How PCA and SVD are related:
Interpret SVD the PCA way: m*n matrix, m>n, rank = n. m objects in n space, no perfect collinearity. Rotate in observation space, such that the n vectors in sample space are orthogonal and have largest principal vector norms. Each vector in sample space are projections of observations in corresponding basis, so the first right singular vector have the largest sum of squared projections, and the rest recursively optimize on the residuals. Conclusion: right singular vectors is the PCA basis, left singular vectors multiplies the singular values have row vectors being object coordinates in the rotated basis.
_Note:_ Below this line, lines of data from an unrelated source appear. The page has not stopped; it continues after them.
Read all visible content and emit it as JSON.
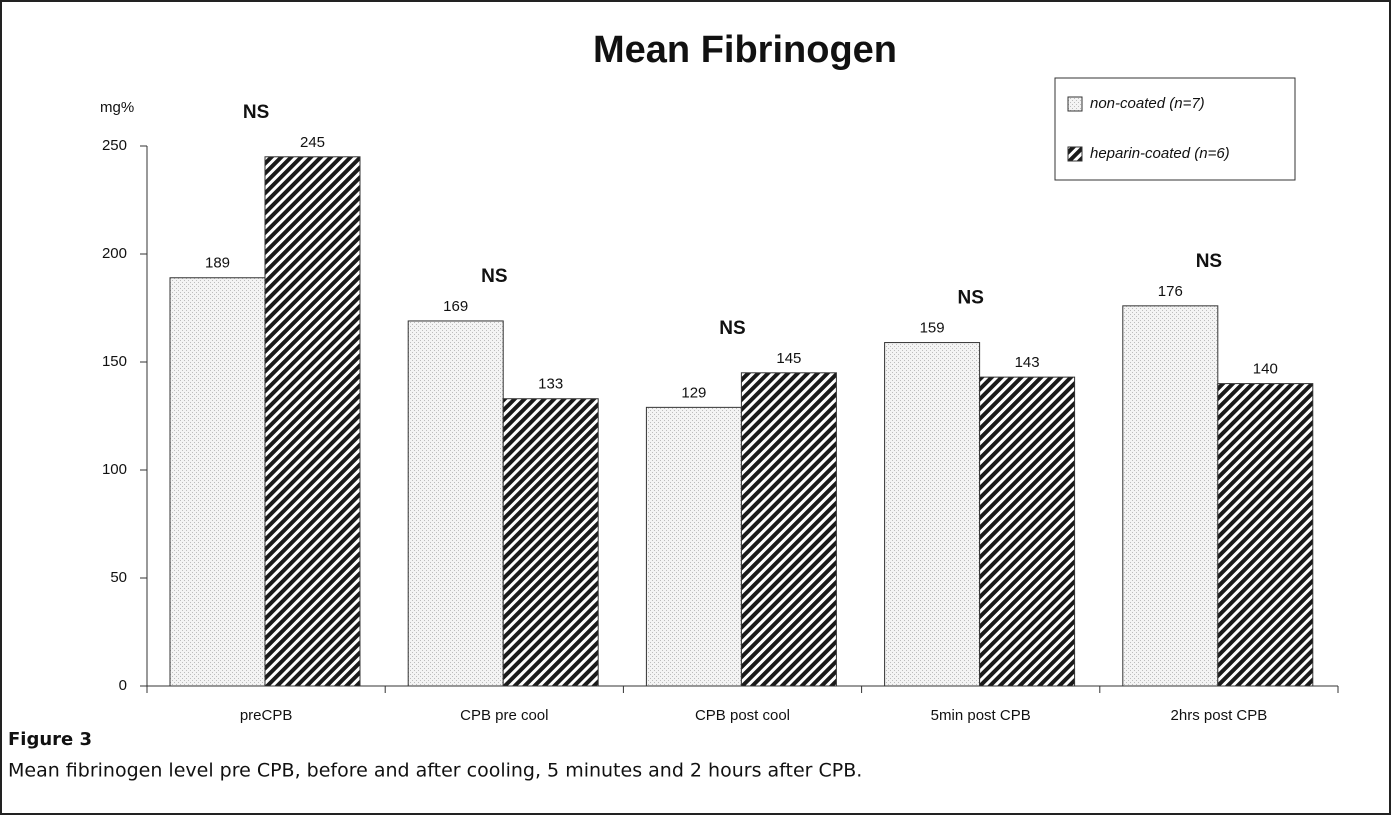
{
  "chart_data": {
    "type": "bar",
    "title": "Mean Fibrinogen",
    "y_label": "mg%",
    "categories": [
      "preCPB",
      "CPB pre cool",
      "CPB post cool",
      "5min post CPB",
      "2hrs post CPB"
    ],
    "series": [
      {
        "name": "non-coated (n=7)",
        "color": "#bdbdbd",
        "values": [
          189,
          169,
          129,
          159,
          176
        ]
      },
      {
        "name": "heparin-coated (n=6)",
        "color": "#1a1a1a",
        "values": [
          245,
          133,
          145,
          143,
          140
        ]
      }
    ],
    "annotations": [
      "NS",
      "NS",
      "NS",
      "NS",
      "NS"
    ],
    "ylim": [
      0,
      250
    ],
    "yticks": [
      0,
      50,
      100,
      150,
      200,
      250
    ],
    "grid": false,
    "legend": "top-right"
  },
  "figure": {
    "label": "Figure 3",
    "caption": "Mean fibrinogen level pre CPB, before and after cooling, 5 minutes and 2 hours after CPB."
  }
}
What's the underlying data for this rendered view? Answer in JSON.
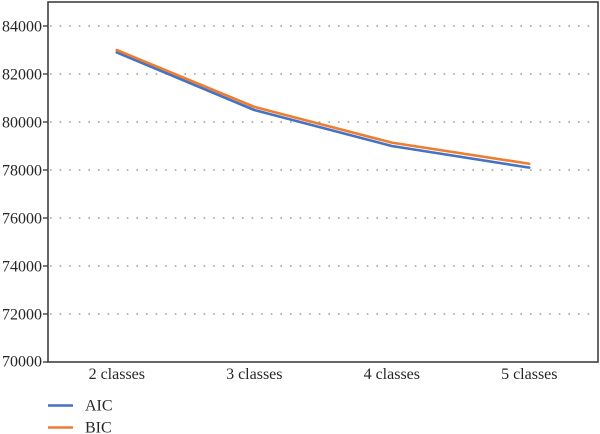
{
  "chart_data": {
    "type": "line",
    "title": "",
    "xlabel": "",
    "ylabel": "",
    "categories": [
      "2 classes",
      "3 classes",
      "4 classes",
      "5 classes"
    ],
    "series": [
      {
        "name": "AIC",
        "color": "#4472c4",
        "values": [
          82900,
          80500,
          79000,
          78100
        ]
      },
      {
        "name": "BIC",
        "color": "#ed7d31",
        "values": [
          83000,
          80630,
          79140,
          78260
        ]
      }
    ],
    "yticks": [
      84000,
      82000,
      80000,
      78000,
      76000,
      74000,
      72000,
      70000
    ],
    "ylim": [
      70000,
      85000
    ],
    "grid": "horizontal-dotted",
    "legend_position": "bottom-left",
    "colors": {
      "axis": "#404040",
      "grid": "#888888",
      "text": "#262626",
      "background": "#ffffff"
    }
  }
}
Assumptions: linearity, orthogonality.
Principal Components are (unit) eigenvectors of the sample covariance matrix;
Principal Components Analysis (PCA): Directions (subspaces) of maximal sample variance -> Top (dominant) eigenvectors of the sample covariance matrix, with directional variances being the associated eigenvalues.
PCA can be done by eigenvalue decomposition of a data variance-covariance matrix or singular value decomposition of a data matrix. Singular values of the data matrix are the principal square roots of eigenvalues of the data variance-covariance matrix. "Spectral decomposition": sample space (R^n) can be seen as the dual to the observation space (R^p), principal components are the longest vectors in the sample space for all basis rotations in the observation space. Non-principal components can be truncated without much loss in the observation space, and (principal) information in the sample space can be stored to approximately reconstruct the data, with less storage.
PCA at scale:
[Distributed machine learning first distributes n observations, preserving closed-form algorithm (if exists) for performance; when feature set d also scales, algorithm complexity needs to be restricted to be linear in both n and d, and typically iterative algorithms are used such as stochastic gradient descent (SGD).]
PCA vs LM LS (least square estimate of linear model): Both optimize RSS, but PCA uses distance in full space, LM LS uses distance in the label direction. Simple example: With Galton's symmetric joint distribution of inter-generation heights, PCA gives the diagonal and counter diagonal; while LM LS always gives a line flatter than the diagonal, crossing at the center of mass.